Ways Chytrid fungus attacks amphibians
There are a couple of ways by which this fungus kills an amphibian. One way is that it actually makes the hard parts of the amphibian like the tooth structures or other hard parts, it corrodes them, eats them away.
Another way it kills is it produces a toxic substance that kills the amphibians outright. We’ve seen that in tadpoles and even after they have metamorphosed into adult form. So, that’s what is going on. It seems to be spreading. There is no way we know how to stop the spread. We don’t know exactly where it came from. It might have been around for a long time and some environmental change triggered it, as have other diseases have been triggered by environmental change recently.
WHAT ARE THE SYMPTOMS IN THE ADULT AMPHIBIANS?
In the adults, it seems that their mouth parts disintegrate and they can’t eat properly. Or they get some physiological imbalance.
DOES THAT DISINTEGRATION IMPLY THIS MIGHT BE SOME KIND OF CHEMISTRY CORRODING THE HARD PARTS?
We don’t know what the mechanism is, but we definitely know that there are some toxic substance produced by the Chytrid fungus. We don’t know how the toxic substance works and we don’t even know what it is. But that’s what we’re looking at right now.
Extinctions of amphibian species
WHAT KIND OF NUMBERS ARE WE TALKING ABOUT IN THESE DIE-OFFS IN THE SOUTHERN AND NORTHERN HEMISPHERES?
We’re looking at some pretty amazing die-offs. In Australia, they’ve had whole populations and whole species disappear in the last 20 years. The same thing we’re talking about hundreds if not thousands of individuals in Central and South America. In some places in the Colorado Rockies, the Chytrid fungus is found. It is found in the northeastern United States. They seem to be found in California. In California, there is something called the Mountain Yellow-Legged Frog. Its population has been decimated and the fungus is found on them.
The problem is that sometimes the fungus might come in after the animals are compromised by something else. For example, increase in ultraviolet radiation (from the sun). Or pollution contaminants. Or even another disease.
Are amphibians weakened by something else
that makes them vulnerable to fungus?
I ASSOCIATE FUNGUS WITH HAVING AN IMPACT ON AN ORGANISM ONLY IF ALREADY WEAKENED. IT SUGGESTS THAT POSSIBLY THE AMPHIBIAN POPULATION IS ALREADY VULNERABLE AND THE FUNGUS TAKES OVER?
That’s what I feel. That’s what a lot of my colleagues feel. But some of these fungi can kill the amphibians outright. There is another fungi species that is worldwide that has been killing amphibians worldwide for years. It occurs when amphibians are weakened by ultraviolet radiation streaming in through the ozone shield which has been diminished over the years due to human pollutants.
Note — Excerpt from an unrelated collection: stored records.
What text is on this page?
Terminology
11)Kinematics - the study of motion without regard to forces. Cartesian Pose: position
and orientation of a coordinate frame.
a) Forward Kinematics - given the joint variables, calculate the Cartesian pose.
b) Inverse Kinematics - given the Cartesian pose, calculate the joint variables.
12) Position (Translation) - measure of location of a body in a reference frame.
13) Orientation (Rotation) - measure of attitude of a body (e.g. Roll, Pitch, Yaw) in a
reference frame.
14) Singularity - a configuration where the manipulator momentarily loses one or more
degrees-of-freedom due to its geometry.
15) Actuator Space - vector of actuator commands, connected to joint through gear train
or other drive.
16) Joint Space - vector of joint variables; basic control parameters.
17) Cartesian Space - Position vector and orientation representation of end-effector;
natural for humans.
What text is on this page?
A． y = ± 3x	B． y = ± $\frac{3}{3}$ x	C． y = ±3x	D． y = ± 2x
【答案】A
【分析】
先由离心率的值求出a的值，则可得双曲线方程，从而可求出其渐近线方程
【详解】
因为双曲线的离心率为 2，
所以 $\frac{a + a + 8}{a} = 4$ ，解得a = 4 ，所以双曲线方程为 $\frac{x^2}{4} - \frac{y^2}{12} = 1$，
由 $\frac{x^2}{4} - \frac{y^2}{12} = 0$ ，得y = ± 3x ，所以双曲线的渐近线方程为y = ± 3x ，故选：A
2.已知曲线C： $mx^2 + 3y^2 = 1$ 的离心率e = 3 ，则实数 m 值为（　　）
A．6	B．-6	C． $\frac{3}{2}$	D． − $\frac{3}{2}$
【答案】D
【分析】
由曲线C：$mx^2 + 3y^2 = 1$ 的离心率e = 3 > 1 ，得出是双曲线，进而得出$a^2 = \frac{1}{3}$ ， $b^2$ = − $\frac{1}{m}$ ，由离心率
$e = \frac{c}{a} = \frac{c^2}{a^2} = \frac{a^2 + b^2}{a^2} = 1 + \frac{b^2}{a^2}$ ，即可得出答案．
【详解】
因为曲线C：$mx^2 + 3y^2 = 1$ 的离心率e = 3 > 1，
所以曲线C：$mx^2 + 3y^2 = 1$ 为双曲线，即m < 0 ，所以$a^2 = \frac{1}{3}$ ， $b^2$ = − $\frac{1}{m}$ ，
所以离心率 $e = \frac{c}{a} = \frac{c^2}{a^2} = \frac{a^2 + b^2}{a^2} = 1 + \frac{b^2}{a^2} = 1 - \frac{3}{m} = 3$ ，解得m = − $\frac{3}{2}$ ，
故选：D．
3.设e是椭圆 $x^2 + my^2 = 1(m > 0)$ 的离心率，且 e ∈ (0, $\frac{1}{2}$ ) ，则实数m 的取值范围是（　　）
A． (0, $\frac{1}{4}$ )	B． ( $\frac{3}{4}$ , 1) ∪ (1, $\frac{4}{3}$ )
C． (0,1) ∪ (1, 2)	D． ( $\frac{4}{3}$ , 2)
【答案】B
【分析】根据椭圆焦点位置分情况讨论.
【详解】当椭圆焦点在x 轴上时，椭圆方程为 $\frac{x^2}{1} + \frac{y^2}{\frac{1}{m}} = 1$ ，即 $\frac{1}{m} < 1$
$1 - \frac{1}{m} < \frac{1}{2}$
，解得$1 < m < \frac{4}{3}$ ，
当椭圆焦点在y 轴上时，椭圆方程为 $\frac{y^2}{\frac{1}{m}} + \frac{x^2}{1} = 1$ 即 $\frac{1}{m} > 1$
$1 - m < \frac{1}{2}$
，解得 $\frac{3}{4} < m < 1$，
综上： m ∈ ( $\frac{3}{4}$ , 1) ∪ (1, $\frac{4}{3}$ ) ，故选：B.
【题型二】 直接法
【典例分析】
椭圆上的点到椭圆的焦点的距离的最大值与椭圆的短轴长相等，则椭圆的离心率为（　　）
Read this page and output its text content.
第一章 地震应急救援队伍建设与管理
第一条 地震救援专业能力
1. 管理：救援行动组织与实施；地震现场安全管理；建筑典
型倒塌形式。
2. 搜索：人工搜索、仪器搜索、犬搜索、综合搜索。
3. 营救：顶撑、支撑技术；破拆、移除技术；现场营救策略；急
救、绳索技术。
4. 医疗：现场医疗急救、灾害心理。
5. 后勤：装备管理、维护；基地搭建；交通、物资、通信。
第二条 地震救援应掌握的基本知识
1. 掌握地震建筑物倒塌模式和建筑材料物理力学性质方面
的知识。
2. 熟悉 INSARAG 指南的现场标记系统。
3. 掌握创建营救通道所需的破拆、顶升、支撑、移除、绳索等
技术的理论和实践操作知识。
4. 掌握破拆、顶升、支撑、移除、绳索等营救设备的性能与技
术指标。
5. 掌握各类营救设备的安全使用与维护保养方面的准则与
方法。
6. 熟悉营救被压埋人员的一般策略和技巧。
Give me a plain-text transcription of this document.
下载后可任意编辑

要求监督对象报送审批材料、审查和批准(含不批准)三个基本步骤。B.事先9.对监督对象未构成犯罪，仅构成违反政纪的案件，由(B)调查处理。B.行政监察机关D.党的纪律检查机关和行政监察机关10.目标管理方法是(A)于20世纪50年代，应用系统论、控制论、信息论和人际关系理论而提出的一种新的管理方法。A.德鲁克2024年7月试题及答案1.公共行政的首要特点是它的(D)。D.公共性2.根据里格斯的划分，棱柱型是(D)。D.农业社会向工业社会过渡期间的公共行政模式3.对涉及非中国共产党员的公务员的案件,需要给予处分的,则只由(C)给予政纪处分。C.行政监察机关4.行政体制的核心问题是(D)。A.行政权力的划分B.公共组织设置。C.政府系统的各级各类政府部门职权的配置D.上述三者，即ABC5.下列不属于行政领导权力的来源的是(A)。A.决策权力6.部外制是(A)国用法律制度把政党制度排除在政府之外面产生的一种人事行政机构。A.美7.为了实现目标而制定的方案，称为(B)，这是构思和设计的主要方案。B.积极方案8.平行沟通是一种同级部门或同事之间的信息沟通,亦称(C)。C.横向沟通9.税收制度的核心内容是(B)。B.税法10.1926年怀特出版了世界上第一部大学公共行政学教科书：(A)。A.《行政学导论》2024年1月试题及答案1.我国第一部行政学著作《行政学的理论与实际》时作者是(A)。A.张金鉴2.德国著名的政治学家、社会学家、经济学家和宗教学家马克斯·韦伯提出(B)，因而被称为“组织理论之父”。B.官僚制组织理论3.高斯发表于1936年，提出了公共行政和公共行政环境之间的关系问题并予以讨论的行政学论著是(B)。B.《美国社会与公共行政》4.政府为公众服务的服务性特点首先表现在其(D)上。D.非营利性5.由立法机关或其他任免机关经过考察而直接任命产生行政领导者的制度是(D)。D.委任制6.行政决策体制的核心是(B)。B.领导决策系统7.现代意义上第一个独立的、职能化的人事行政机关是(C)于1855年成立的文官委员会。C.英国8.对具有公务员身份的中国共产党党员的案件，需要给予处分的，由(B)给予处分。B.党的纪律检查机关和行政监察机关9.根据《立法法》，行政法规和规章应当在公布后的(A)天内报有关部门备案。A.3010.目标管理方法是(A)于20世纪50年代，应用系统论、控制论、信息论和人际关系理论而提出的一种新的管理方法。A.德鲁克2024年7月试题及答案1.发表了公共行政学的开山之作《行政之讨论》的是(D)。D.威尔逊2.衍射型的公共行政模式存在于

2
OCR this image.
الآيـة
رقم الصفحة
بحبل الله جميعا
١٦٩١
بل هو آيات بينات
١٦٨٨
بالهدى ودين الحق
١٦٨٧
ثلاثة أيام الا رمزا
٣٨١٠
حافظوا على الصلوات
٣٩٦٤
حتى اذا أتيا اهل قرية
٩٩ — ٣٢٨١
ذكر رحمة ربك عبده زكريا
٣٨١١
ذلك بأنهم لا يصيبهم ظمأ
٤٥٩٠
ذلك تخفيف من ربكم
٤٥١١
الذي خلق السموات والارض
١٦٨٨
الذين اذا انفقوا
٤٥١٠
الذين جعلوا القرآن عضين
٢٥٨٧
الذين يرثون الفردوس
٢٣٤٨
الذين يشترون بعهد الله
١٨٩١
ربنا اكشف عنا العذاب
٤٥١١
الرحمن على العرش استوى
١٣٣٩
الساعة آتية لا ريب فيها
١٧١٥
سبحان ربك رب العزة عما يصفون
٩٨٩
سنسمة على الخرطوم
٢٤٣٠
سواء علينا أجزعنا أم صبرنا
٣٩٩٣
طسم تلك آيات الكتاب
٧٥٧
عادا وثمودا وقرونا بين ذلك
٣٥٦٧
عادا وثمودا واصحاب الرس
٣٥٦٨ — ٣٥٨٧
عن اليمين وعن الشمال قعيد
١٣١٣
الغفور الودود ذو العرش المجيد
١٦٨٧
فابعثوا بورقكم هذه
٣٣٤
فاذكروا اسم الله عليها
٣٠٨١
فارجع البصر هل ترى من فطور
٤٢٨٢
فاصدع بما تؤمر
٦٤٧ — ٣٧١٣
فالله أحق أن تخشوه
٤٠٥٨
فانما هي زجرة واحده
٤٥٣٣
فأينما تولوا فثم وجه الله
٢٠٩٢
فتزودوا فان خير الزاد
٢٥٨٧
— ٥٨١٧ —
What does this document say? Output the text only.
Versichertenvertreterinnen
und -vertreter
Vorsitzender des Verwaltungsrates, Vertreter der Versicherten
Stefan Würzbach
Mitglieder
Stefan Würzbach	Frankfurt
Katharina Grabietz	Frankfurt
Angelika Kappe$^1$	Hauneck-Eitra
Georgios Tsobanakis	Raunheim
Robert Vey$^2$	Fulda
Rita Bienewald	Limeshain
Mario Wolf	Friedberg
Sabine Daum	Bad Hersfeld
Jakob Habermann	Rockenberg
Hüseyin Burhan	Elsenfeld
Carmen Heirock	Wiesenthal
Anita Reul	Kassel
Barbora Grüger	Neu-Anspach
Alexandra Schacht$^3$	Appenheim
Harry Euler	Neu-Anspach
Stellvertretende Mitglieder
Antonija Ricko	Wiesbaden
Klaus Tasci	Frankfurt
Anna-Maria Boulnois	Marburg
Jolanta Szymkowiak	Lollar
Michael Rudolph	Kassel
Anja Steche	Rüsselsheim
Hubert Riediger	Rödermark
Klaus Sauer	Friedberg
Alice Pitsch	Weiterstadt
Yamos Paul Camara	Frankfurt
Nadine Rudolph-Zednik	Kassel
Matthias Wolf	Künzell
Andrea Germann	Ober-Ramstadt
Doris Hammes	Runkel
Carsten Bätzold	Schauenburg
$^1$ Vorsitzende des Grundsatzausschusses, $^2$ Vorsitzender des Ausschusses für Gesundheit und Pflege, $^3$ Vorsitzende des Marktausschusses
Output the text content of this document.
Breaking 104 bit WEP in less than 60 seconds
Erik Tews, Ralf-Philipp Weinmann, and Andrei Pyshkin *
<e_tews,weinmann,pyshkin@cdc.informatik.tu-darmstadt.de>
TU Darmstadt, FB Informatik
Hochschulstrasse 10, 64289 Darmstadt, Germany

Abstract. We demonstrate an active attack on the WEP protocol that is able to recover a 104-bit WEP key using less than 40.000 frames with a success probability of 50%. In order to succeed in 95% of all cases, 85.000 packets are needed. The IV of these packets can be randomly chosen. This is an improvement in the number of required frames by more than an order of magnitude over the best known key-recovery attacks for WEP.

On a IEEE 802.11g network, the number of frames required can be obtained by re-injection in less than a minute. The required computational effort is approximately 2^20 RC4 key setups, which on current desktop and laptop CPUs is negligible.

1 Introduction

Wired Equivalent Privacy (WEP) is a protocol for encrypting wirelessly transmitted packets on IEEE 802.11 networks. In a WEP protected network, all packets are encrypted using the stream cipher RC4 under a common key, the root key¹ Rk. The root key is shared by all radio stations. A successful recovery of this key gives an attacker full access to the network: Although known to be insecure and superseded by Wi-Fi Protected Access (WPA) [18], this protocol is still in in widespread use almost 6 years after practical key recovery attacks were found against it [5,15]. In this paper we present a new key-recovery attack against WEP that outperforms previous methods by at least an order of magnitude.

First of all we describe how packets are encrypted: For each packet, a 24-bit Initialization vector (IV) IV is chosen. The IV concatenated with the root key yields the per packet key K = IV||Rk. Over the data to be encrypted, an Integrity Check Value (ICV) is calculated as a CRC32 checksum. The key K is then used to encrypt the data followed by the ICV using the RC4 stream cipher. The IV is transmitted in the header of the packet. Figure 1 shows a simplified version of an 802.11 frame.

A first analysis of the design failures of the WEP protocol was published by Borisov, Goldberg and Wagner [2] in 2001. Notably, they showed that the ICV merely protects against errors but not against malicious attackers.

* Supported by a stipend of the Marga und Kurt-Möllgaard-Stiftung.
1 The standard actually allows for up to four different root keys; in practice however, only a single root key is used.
We think the same thing might be happening with the Chytrid fungus, that the animals get compromised, their immune systems become dysfunctional when there are more ultraviolet rays that come in, when there is a contaminant and then the fungus hits them.
WHY SHOULD THIS FUNGUS BE SPREADING HEMISPHERE TO HEMISPHERE?
That’s a good question. Why is it? One idea out there is that the fungus has always been around, but it has not been that bad. But now global climate change, global warming, decreased ozone, all these things are compromising the amphibians globally. Another potential cause is that some sick individual amphibians were either introduced through laboratories or from the pet industry. This is a problem. When you have a pet in captivity, or you have a lab animal in captivity, and it becomes sick and you release it into the field, then it can give this disease to other amphibians.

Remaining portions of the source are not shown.